ETF、ETC、ETNは3種類の異なる上場商品であり、法的構造・保護水準・リスクが異なります。一見同じに見えますが、その違いは根本的です。
ETF:資産を保有する規制ファンド
Exchange-Traded Fundは欧州UCITSディレクティブに基づく規制ファンドです。株式、債券、またはそれらの組み合わせから成る資産ポートフォリオへの実質的な持分を保有します。ファンドの資産は運用会社の資産から分離されているため、プロバイダーの破綻が直接的な損失につながりません。これがこれらのファンドが推奨される主な理由です。詳しくはETFガイドをご覧ください。
ETC:商品を裏付けとする債務証券
Exchange-Traded Commodityはファンドではなく債務証券であり、通常は現物商品またはデリバティブを裏付けとします。金、銀、原油、天然ガスなど、標準的なUCITS ETFに組み込みにくい商品に使用されます。重要な区別として、現物金を裏付けとするETCは比較的安全ですが、合成担保型ETCはカウンターパーティリスクを負います。
ETN:無担保債券
Exchange-Traded Noteは銀行または投資会社が発行する無担保債券です。発行体の信用リスクを全面的に負い、発行体が破綻すれば、原資産の動向に関わらず投資資金を失います。ETNはヨーロッパでは比較的少ないですが、よりエキゾチックなテーマでは目にすることがあります。
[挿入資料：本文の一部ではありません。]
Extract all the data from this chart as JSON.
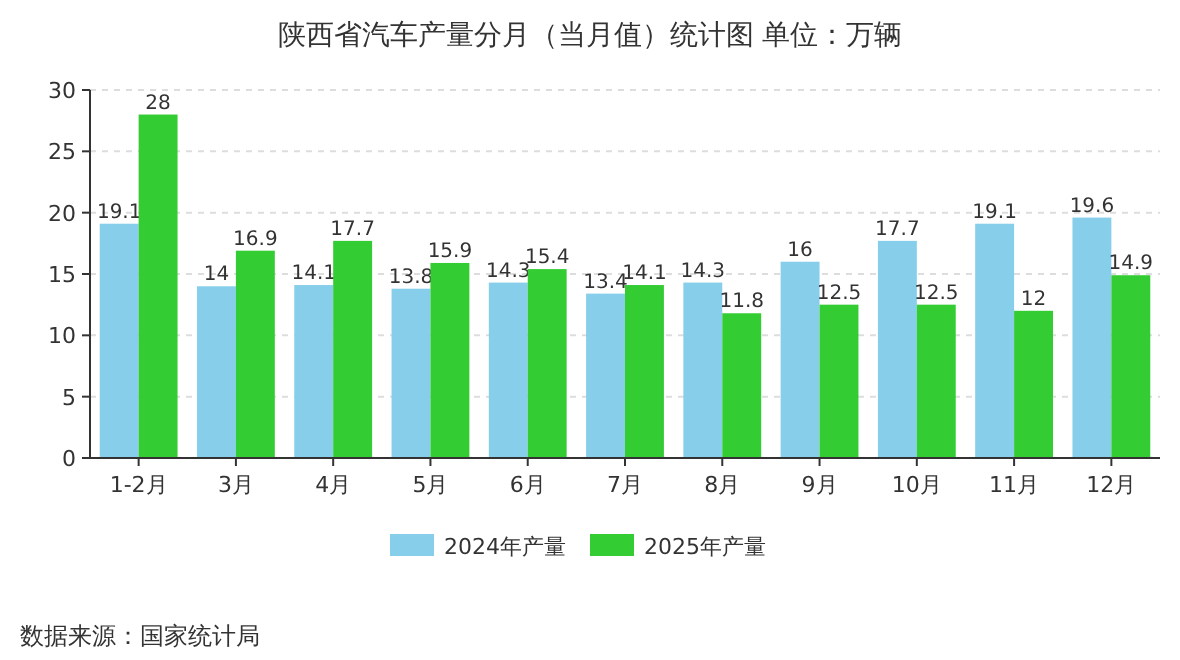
{
  "chart_data": {
    "type": "bar",
    "title": "陕西省汽车产量分月（当月值）统计图 单位：万辆",
    "categories": [
      "1-2月",
      "3月",
      "4月",
      "5月",
      "6月",
      "7月",
      "8月",
      "9月",
      "10月",
      "11月",
      "12月"
    ],
    "series": [
      {
        "name": "2024年产量",
        "color": "#87ceeb",
        "values": [
          19.1,
          14,
          14.1,
          13.8,
          14.3,
          13.4,
          14.3,
          16,
          17.7,
          19.1,
          19.6
        ]
      },
      {
        "name": "2025年产量",
        "color": "#33cc33",
        "values": [
          28,
          16.9,
          17.7,
          15.9,
          15.4,
          14.1,
          11.8,
          12.5,
          12.5,
          12,
          14.9
        ]
      }
    ],
    "ylim": [
      0,
      30
    ],
    "yticks": [
      0,
      5,
      10,
      15,
      20,
      25,
      30
    ],
    "grid": "y",
    "legend": "bottom",
    "data_labels": true,
    "annotations": [
      "数据来源：国家统计局"
    ]
  }
}
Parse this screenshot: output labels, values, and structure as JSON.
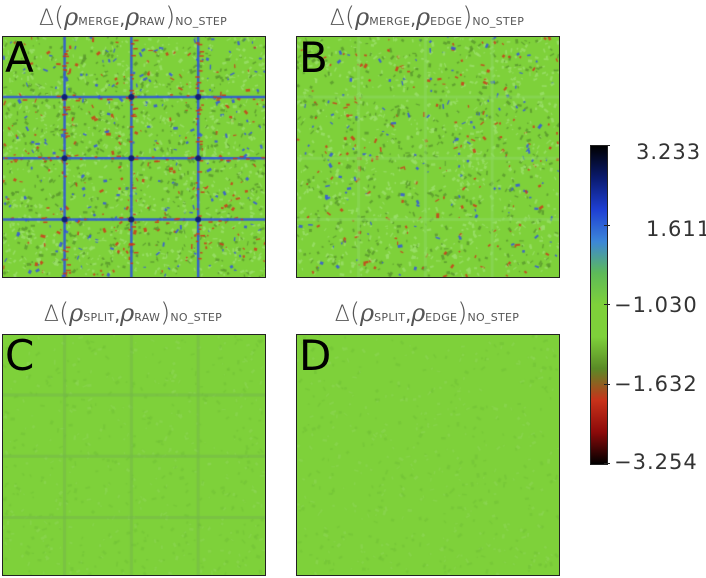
{
  "panels": [
    {
      "letter": "A",
      "rho1_sub": "MERGE",
      "rho2_sub": "RAW",
      "subscript": "NO_STEP",
      "intensity": 1.0,
      "grid_strength": 1.0,
      "grid_style": "strong"
    },
    {
      "letter": "B",
      "rho1_sub": "MERGE",
      "rho2_sub": "EDGE",
      "subscript": "NO_STEP",
      "intensity": 0.75,
      "grid_strength": 0.35,
      "grid_style": "soft"
    },
    {
      "letter": "C",
      "rho1_sub": "SPLIT",
      "rho2_sub": "RAW",
      "subscript": "NO_STEP",
      "intensity": 0.12,
      "grid_strength": 0.25,
      "grid_style": "faint"
    },
    {
      "letter": "D",
      "rho1_sub": "SPLIT",
      "rho2_sub": "EDGE",
      "subscript": "NO_STEP",
      "intensity": 0.08,
      "grid_strength": 0.0,
      "grid_style": "none"
    }
  ],
  "title_symbols": {
    "delta": "Δ",
    "open": "(",
    "rho": "ρ",
    "comma": ",",
    "close": ")"
  },
  "colorbar": {
    "labels": [
      "3.233",
      "1.611",
      "−1.030",
      "−1.632",
      "−3.254"
    ],
    "colors": [
      "#000000",
      "#0a1a6e",
      "#1e3fd4",
      "#3c86d8",
      "#5dba58",
      "#7ed13a",
      "#7ed13a",
      "#5a8a26",
      "#c8321a",
      "#8c0a0a",
      "#000000"
    ]
  },
  "colors": {
    "field_green": "#7ed13a",
    "grid_blue": "#2e55d8",
    "hot_red": "#cc3a1a",
    "axis": "#222222"
  }
}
- ETF:UCITSファンド、資産の所有、最高水準の保護
- ETC:債務証券、現物または合成担保、中程度のリスク
- ETN:無担保債券、発行体信用リスク、最高水準のリスク
実践的な推奨事項
投資目的の大多数に対して最も適しているのはUCITS ETFです——株式、債券、混合エクスポージャーのいずれにも対応しています。物理的な金や銀については、大手発行体による信頼性の高いETCが合理的な場合があります。ETNは経験豊富な投資家向けにとどめてください。購入前には必ずキー情報文書(KID)を読み、どの種類の商品かを確認してください。ETFの比較方法は記事2つの類似ETFを比較する方法で解説しています。
これは投資アドバイスではありません。
よくある質問
ETFとETNの主な違いは何ですか?
ETFは規制ファンドであり、実際の資産への持分を保有します——資産は運用会社の破綻から保護されます。ETNは無担保債券であり、発行体の信用リスクを全面的に負います。発行体が破綻すれば投資資金を失います。
ETCは安全ですか?
裏付けによります。現物商品(金、銀)を裏付けとするETCは比較的安全とされています。合成担保型ETCはカウンターパーティリスクを負います。必ず目論見書またはKIDを読んでください。
UCITS ETFをどう見分けますか?
ISINとファンドの籍を確認してください。アイルランドのファンドは「IE」で始まるISINを持ち、ルクセンブルクのファンドは「LU」で始まります。また、名称または目論見書にUCITSの表記があることも確認してください。この構造は厳格な欧州規制に基づく規制を保証します。